The language from Silver Rapid’s motion summarized their thinking on the applications and the motions to dismiss the lawsuits: “(The) defendant is confident that the county’s approvals were properly issued but lacks the time to wait for the exhaustion of claims attacking those approvals. So, it surrendered those approvals on Oct. 21… and intends to pursue a course different from the applications that led to those approvals by pursuing improvements allowed under existing rights or a scaled down project with fewer units.”
A summary judgment is a decision in a case issued by a judge when none of the facts in a case are contested. A civil case, such as the ones filed here, usually goes to a trial when facts in a case are contested by one or more parties to a suit and the parties are unable to negotiate a settlement.
Summary judgment motions must be filed in Minnesota 28 days before a judge can decide on them. All four motions were filed on the last possible day for Judge Hylden to issue a summary judgment on the two lawsuits on Nov. 27.
Fallout
The decision by developers to reconsider their plans for the Silver Rapids site is a victory for local residents, who had strongly opposed the plan as proposed. While most told county officials during the one public hearing on the matter this past summer that they supported redevelopment of the property, they balked at the scale of the project and the potential impact it might have.
Over 400 area residents had signed a petition last summer seeking the completion of an environmental assessment worksheet, or EAW, a process that likely would have clarified the issues surrounding the number of units that could be built on the property. The conditional use permit approved by Lake County appears to have exceeded the number of units allowed under county ordinance by nearly double, and that fact became a central point in the litigation filed to stop the development.

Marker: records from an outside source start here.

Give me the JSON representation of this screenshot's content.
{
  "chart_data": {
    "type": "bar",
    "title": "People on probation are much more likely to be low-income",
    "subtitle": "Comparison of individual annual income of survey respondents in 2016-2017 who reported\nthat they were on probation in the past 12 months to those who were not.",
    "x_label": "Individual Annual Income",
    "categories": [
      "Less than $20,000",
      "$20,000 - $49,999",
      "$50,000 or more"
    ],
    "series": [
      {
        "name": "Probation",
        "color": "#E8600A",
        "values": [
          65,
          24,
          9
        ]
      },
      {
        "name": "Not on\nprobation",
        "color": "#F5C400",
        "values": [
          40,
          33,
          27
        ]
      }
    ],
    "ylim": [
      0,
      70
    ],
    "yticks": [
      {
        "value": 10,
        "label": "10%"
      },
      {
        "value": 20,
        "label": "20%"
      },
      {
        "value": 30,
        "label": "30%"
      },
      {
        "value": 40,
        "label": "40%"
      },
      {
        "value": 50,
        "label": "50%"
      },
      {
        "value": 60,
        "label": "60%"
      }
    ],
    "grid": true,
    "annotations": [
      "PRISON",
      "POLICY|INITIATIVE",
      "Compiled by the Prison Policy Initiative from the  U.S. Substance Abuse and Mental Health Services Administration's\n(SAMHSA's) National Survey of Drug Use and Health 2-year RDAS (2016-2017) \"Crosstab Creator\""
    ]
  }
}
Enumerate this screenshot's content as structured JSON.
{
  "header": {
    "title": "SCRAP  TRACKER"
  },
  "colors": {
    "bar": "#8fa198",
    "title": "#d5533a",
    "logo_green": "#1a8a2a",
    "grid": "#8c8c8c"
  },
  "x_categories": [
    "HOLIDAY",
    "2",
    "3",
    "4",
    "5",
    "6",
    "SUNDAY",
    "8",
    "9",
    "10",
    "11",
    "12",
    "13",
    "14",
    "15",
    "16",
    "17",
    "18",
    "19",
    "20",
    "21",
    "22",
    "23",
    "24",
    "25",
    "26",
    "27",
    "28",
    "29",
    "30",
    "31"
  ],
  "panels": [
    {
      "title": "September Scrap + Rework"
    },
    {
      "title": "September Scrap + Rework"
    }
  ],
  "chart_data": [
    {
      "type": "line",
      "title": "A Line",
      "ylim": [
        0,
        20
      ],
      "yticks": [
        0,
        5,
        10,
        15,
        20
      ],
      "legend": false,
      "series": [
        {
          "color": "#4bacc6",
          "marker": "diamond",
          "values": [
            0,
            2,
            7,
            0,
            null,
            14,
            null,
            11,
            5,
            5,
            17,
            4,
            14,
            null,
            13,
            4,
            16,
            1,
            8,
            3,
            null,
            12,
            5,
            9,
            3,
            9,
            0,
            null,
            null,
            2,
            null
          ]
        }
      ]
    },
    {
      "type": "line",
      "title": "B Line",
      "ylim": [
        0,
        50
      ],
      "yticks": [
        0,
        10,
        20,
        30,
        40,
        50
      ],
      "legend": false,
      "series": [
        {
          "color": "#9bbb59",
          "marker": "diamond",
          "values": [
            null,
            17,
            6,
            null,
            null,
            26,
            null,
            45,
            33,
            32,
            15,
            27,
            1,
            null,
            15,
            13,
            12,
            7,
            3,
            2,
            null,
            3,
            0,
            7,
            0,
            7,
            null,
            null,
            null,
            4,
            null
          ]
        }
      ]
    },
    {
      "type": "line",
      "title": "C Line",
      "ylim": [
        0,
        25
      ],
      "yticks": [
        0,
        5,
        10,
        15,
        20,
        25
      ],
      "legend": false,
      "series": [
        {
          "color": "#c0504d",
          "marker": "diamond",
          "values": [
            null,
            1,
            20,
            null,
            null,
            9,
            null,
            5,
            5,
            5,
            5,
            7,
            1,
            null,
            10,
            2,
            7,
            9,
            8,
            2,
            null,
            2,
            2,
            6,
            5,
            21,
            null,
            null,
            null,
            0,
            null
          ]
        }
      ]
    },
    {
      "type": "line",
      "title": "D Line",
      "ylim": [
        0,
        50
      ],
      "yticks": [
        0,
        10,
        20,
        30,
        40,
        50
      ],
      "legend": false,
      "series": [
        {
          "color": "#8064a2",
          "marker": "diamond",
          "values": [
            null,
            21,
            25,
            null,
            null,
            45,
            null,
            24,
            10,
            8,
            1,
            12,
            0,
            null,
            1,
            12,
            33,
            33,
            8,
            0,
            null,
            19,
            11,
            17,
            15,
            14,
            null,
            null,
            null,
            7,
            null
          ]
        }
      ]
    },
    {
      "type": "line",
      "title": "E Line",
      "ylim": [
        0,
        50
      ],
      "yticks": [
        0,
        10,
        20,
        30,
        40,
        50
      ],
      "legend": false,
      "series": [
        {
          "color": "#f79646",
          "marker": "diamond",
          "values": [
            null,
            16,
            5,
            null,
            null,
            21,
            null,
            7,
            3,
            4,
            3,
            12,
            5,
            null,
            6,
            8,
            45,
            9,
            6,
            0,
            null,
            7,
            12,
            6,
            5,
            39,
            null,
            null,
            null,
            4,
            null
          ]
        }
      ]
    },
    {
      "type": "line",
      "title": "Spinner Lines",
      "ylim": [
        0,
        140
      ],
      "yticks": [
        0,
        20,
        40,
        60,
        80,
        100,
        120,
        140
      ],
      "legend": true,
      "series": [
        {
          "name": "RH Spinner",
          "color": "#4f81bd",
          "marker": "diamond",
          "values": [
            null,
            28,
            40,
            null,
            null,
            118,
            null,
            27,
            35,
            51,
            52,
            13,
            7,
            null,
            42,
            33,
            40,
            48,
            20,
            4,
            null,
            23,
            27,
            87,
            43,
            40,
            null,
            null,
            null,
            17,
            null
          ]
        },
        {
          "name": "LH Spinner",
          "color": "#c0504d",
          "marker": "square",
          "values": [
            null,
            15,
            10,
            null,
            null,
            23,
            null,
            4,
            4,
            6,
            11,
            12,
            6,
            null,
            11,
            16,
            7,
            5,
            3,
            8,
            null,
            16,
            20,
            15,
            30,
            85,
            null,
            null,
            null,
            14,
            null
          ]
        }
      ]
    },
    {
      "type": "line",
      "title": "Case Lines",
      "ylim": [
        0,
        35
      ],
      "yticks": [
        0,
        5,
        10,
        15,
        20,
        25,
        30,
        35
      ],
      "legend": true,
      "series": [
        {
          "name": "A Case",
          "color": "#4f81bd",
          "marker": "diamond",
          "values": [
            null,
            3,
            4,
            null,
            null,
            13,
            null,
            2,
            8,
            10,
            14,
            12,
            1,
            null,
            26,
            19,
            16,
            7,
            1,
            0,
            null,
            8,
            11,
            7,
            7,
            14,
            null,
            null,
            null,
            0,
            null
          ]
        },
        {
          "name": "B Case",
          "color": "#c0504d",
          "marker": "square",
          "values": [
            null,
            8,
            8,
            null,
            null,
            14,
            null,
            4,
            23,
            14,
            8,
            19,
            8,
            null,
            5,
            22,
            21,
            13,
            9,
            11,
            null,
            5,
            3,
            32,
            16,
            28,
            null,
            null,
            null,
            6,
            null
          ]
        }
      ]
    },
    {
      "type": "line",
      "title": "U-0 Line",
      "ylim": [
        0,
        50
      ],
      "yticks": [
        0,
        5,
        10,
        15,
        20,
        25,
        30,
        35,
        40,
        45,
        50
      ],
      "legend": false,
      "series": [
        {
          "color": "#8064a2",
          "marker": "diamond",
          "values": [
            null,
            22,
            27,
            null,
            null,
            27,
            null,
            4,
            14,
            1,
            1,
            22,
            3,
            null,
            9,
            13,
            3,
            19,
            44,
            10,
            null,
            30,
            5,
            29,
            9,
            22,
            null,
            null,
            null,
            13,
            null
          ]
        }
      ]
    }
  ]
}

“This is what happens when local government doesn’t listen to its constituents,” said Hudson Kingston, chief legal counsel for the nonprofit group CURE. Kingston assisted local residents in petitioning for an EAW, but the county ultimately rejected the position.
“The petition we presented would have prevented any need for a lawsuit,” said Kingston. “CURE hopes that the county will be more responsive to its constituents and will follow the law in the future.”